Porque resulta imposible contemplar un mundo donde 30 personas concentran una parte desproporcionada de la riqueza, mientras millones carecen de lo esencial y no sentir que algo está mal. El filósofo Emmanuel Levinas decía que “el rostro del otro me responsabiliza”, pero hay que mirarlo. Y, sin embargo, hemos normalizado la idea de que el sufrimiento ajeno es un dato lejano, una estadística más y un punto en una gráfica del informe anual.
Siempre digo que “la pobreza es la herida que compartimos aunque no la veamos”. No hay riqueza suficiente que permita ignorar esta verdad, la pobreza del mundo es un fenómeno relacional, corporal y psicológico. Afecta al desarrollo cerebral de los niños, limita la plasticidad, reduce el acceso al aprendizaje, aumenta el estrés tóxico y acorta la esperanza de vida emocional y biológica.
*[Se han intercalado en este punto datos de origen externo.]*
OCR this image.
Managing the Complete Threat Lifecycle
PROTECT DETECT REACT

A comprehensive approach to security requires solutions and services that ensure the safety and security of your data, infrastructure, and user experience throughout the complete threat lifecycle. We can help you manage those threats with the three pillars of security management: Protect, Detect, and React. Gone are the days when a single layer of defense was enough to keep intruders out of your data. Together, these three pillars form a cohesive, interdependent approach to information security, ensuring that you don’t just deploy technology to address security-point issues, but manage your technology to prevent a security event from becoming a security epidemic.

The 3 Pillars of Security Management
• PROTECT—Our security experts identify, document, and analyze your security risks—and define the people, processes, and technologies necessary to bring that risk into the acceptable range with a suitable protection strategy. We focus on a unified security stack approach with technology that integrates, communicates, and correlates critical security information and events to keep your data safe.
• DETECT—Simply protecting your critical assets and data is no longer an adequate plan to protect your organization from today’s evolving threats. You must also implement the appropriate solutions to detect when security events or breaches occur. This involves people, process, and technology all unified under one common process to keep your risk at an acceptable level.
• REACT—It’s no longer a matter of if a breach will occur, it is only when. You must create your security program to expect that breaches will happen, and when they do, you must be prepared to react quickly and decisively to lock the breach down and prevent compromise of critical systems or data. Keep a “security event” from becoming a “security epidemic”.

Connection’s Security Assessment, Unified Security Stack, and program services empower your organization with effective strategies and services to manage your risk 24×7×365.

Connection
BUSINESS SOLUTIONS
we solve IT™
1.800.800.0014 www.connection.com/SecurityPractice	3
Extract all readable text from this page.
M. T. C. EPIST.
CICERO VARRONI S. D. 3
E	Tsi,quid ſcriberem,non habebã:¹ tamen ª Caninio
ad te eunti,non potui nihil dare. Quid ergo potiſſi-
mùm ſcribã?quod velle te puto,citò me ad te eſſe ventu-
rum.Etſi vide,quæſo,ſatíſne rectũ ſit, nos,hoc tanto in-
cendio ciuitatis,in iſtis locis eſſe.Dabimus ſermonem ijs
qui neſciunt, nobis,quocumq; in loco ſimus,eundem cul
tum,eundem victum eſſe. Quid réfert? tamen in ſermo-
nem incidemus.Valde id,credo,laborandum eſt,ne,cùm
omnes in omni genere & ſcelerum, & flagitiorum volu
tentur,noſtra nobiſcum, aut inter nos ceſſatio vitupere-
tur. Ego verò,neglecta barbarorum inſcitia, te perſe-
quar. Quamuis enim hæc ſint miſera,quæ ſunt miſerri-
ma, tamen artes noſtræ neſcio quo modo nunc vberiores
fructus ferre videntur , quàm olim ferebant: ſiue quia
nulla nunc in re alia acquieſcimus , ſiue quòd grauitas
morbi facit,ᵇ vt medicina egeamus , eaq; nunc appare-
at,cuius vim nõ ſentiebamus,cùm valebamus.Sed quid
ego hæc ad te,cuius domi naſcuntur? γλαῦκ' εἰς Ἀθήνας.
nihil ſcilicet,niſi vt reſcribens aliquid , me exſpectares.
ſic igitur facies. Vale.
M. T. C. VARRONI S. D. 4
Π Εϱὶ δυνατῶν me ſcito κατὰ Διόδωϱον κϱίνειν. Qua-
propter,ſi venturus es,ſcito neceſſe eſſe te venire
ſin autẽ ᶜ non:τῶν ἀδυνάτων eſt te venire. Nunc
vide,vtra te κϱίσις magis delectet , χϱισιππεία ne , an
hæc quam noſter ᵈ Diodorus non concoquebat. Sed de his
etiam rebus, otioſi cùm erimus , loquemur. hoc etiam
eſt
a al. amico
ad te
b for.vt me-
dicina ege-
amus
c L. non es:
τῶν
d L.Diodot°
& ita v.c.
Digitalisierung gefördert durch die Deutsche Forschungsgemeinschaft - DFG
Cada niño sin educación, sin nutrición, sin seguridad afectiva, es una parte de nuestra humanidad que dejamos caer por descuido, por indiferencia y por la ilusión de que no nos toca. Pero nos toca, nos toca siempre, porque una sociedad es tan fuerte como su miembro más vulnerable.
La riqueza no es la cifra, ni el número de ceros, sino una intención ética que acompaña a cada recurso. La riqueza que no crea puentes, que no abre caminos, que no alimenta, que no educa, que no repara eso no es riqueza, es acumulación sin sentido. El verdadero patrimonio de un ser humano no se mide en dólares, sino en su capacidad de disminuir el sufrimiento del mundo.
La pregunta no es cuántos millonarios existen. La pregunta es qué hacemos con esa realidad. La neuropsicología demuestra que ayudar activa los mismos circuitos que el amor, que la gratitud modifica la química del cerebro y que la cooperación aumenta nuestra salud física y emocional.
La ética nos recuerda que ser humano es hacerse cargo, que mirar hacia otro lado no es neutral sino elegir no actuar. La historia nos pide que no repitamos el patrón. Y la conciencia nos susurra “no somos libres mientras alguien tenga hambre.”
Redefinir lo que entendemos por prosperidad desde mi perspectiva es que ser rico no es tener más, es hacer más con lo que se tiene, es ser más humano, es encender oportunidades donde solo había sombras, es comprender que la educación, la salud y la dignidad son las verdaderas monedas que transforman el planeta.
Y es asumir con humildad que, si la desigualdad persiste, no es por falta de recursos, sino por falta de propósito. Porque la riqueza autentica es ayudar a que otro viva mejor, tender la mano sin esperar aplausos y recordar cada día que la mayor inversión que puede hacer un ser humano es invertir en la vida de otro.